Of the 21 persons suffering from anaphylaxis, 17 have a history of allergies, including 7 individuals that have already had anaphylactic reactions.
Among the 21 patients, seventeen were examined in emergency departments, and four were committed to award. Intensive treatment was needed in three of those hospitalized patients.
By the time their reports were identified to the Vaccine Adverse Effect Monitoring Scheme, twenty of the patients had recuperated. Details of the 21st patient were not known. Still, the CDC researchers noticed that there were no records of fatalities connected to the Pfizer-BioNTech vaccine due to anaphylaxis.
The 21 patients varied from 27 to 60 years of age, with a median age of 40. Nineteen, or 90 percent, of them were women. The writers of the study noted that 64 percent were women in situations where the sex of a vaccine patient was identified. They also found out that after the 2009 flu pandemic, women were more prone to develop "immediate hypersensitivity" to the H1N1 influenza vaccine.
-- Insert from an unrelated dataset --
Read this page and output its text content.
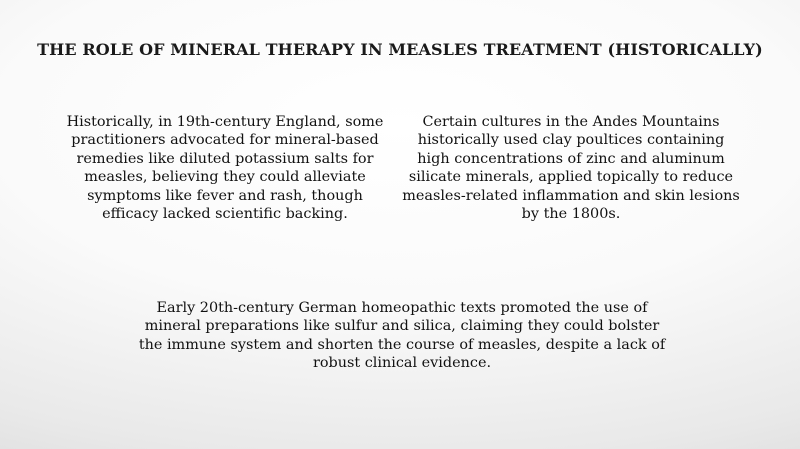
THE ROLE OF MINERAL THERAPY IN MEASLES TREATMENT (HISTORICALLY)
Historically, in 19th-century England, some practitioners advocated for mineral-based remedies like diluted potassium salts for measles, believing they could alleviate symptoms like fever and rash, though efficacy lacked scientific backing.
Certain cultures in the Andes Mountains historically used clay poultices containing high concentrations of zinc and aluminum silicate minerals, applied topically to reduce measles-related inflammation and skin lesions by the 1800s.
Early 20th-century German homeopathic texts promoted the use of mineral preparations like sulfur and silica, claiming they could bolster the immune system and shorten the course of measles, despite a lack of robust clinical evidence.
The quickest anaphylactic response occurred after only two minutes and the slowest occurred after 150 minutes after obtaining the COVID-19 vaccine. With 15 emerging within the first 15 minutes of the injection and three more developing between 15 and 30 minutes, the vast number of reactions arrived rapidly.
Of the patients, nineteen were administered with epinephrine.
The 21 cases were not concentrated in any particular geographic region and related to the vaccine's multi-lot doses.
More than four out of five incidents are deemed non-serious, unlike the other cases of allergic reactions. Rash or itchy eyes, itchy or scratchy neck, and minor respiratory symptoms were the most common recorded reactions to VAERS. Within 12 minutes after getting the vaccine, half of these reactions happened, and 90 percent of those who suffered from them were women.
Overall, within the first 10 days of the Pfizer-BioNTech vaccine launch, VAERS issued 4,393 records of adverse effects of some sort, according to the study. That is a 0.2 percent average.
What to Watch For
The CDC has also revised its vaccination recommendations and a related version established by Moderna, which was licensed for emergency use a week after the Pfizer-BioNTech medication was obtained.
The advice covers:
- Ensure the epinephrine is on hand at vaccine sites and available for usage.
- To classify people at high risk, question prospective vaccination candidates about their history of allergic reactions.
- Hold patients under surveillance for up to 30 minutes after getting the vaccine to rapidly handle instances of anaphylaxis.
- Ensure the healthcare professionals are qualified to understand the early symptoms of anaphylaxis by handing out the vaccine.
- Offer an epinephrine intramuscular injection instantly if anaphylaxis is suspected.
The first doses of the Moderna vaccine were given on Dec. 21, and over the 10-day duration of this research, less than 225,000 doses were administered. The CDC researchers said a separate paper on its side effects is in the works.